Cryptocurrencies are revolutionizing personal finances in Latin America. A recent study by Fluyez, one of the main exchanges in the region, reveals that 46% of users use them to save, 37% to trade and 16% to send remittances. The reason? The economic problems of each of the countries.
Savings in cryptocurrencies: escaping inflation
In many countries in the region, saving in the local currency is no longer a viable option. Inflation eats everything! For this reason, almost half of cryptocurrency users in Latin America see them as a safe alternative to protect their savings.
In countries like Argentina, where the value of the currency plummets, they are leading this trend. Saving in crypto is, for many, the only way to avoid devaluation and escape financial chaos.
Trading: quick profits with cryptocurrencies
According to the study, 37% of Latin American users are also using crypto for trading. Because? Cryptocurrencies are super volatile, and for some this is a golden opportunity to make quick money.
With the emergence of more platforms and exchanges in the region, trading is becoming more accessible. Countries like Brazil are already setting clear rules so that people invest more safely and without so many risks.
Remittances: send money without complications
16% of Latin users use cryptocurrencies to send remittances, something that is revolutionizing the way migrants send money home. No lines at the bank or high commissions. Cryptos make everything faster and cheaper.
El Salvador, which in 2021 adopted Bitcoin as legal currency, is strongly promoting this use. For those who need to send money abroad, cryptocurrencies have become a super convenient option.
Why is the use of cryptocurrencies growing in LATAM?
The economic crisis is, without a doubt, one of the key factors. With inflation skyrocketing in several countries, people are desperate to find safer alternatives to local currencies.
In addition, there is a serious problem of access to banks. Many people in the region do not have a bank account, but cryptocurrencies have opened a door for more people to participate in the digital economy without depending on intermediaries.

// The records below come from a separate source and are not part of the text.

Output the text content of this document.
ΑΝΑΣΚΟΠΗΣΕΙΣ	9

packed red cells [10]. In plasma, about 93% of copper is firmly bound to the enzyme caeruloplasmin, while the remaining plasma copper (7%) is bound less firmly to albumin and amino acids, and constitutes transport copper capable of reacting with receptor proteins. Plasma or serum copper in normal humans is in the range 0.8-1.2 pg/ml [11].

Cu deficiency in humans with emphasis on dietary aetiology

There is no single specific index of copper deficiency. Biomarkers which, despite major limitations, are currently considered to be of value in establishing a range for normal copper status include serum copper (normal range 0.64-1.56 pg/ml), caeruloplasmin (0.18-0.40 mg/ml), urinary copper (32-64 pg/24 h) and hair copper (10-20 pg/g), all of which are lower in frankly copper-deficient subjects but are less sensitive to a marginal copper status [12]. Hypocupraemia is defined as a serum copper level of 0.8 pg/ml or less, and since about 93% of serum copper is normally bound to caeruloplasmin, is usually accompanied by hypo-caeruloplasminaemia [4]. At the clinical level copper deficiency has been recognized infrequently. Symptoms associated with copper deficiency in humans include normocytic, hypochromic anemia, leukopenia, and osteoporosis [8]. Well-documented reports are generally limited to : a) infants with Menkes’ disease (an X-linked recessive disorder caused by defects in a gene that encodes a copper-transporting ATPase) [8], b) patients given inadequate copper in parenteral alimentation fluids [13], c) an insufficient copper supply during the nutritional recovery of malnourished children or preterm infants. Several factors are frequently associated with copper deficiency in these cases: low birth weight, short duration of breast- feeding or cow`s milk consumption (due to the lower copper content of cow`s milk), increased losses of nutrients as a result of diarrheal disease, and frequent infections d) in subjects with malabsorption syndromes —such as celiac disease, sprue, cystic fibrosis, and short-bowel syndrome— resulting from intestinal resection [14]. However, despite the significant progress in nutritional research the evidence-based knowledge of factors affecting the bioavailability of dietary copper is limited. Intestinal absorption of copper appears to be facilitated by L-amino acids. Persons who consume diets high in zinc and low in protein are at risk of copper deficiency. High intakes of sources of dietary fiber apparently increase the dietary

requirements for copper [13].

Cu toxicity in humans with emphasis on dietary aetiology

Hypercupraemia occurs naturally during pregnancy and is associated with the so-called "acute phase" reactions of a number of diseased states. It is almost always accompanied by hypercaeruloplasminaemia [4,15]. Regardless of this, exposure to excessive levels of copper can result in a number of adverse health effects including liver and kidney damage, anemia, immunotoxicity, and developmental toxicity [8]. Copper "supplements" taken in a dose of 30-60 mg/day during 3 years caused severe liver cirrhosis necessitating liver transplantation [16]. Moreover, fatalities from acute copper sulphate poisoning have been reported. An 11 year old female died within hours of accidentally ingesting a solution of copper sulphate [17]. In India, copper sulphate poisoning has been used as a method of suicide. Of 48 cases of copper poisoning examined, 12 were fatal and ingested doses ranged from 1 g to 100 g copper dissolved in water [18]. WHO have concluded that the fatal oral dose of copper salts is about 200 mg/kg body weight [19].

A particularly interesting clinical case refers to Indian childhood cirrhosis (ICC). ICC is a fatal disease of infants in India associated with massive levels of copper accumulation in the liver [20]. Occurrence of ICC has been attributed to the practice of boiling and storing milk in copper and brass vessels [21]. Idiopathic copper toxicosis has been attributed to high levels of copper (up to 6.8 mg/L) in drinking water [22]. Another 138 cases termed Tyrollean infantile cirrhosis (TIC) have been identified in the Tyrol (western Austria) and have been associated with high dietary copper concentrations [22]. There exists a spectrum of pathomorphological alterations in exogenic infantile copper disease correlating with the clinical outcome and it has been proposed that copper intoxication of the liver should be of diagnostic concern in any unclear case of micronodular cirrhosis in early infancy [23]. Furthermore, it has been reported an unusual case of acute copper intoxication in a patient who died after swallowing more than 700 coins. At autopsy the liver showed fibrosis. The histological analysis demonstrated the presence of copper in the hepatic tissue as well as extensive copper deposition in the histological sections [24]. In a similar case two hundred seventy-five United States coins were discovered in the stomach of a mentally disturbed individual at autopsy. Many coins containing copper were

Challenges and opportunities for crypto in the region
Despite the boom, the path is not free of obstacles. Cryptocurrency volatility continues to be a problem for those seeking stability. And, in many countries, there are no clear regulations, creating uncertainty for both users and companies.
Still, crypto infrastructure is growing, and regulations in places like Brazil and Mexico are helping more people join the world more securely.
Recommendations for investors
For investors interested in the Latin American market, it is essential to understand the particularities of each country.
In economies with high inflation, cryptocurrencies like Bitcoin and stablecoins tied to the dollar will continue to be seen as havens of value. Investing in these areas can be a solid option to capitalize on the growing use of crypto as a savings tool.
On the other hand, investors should take into account the trading market, especially in countries like Brazil and Mexico, where local platforms are improving and attracting a new generation of traders.
The growth opportunities in the remittance sector are also notable. Projects that offer more accessible and economical solutions for sending remittances through cryptocurrencies could have a significant advantage.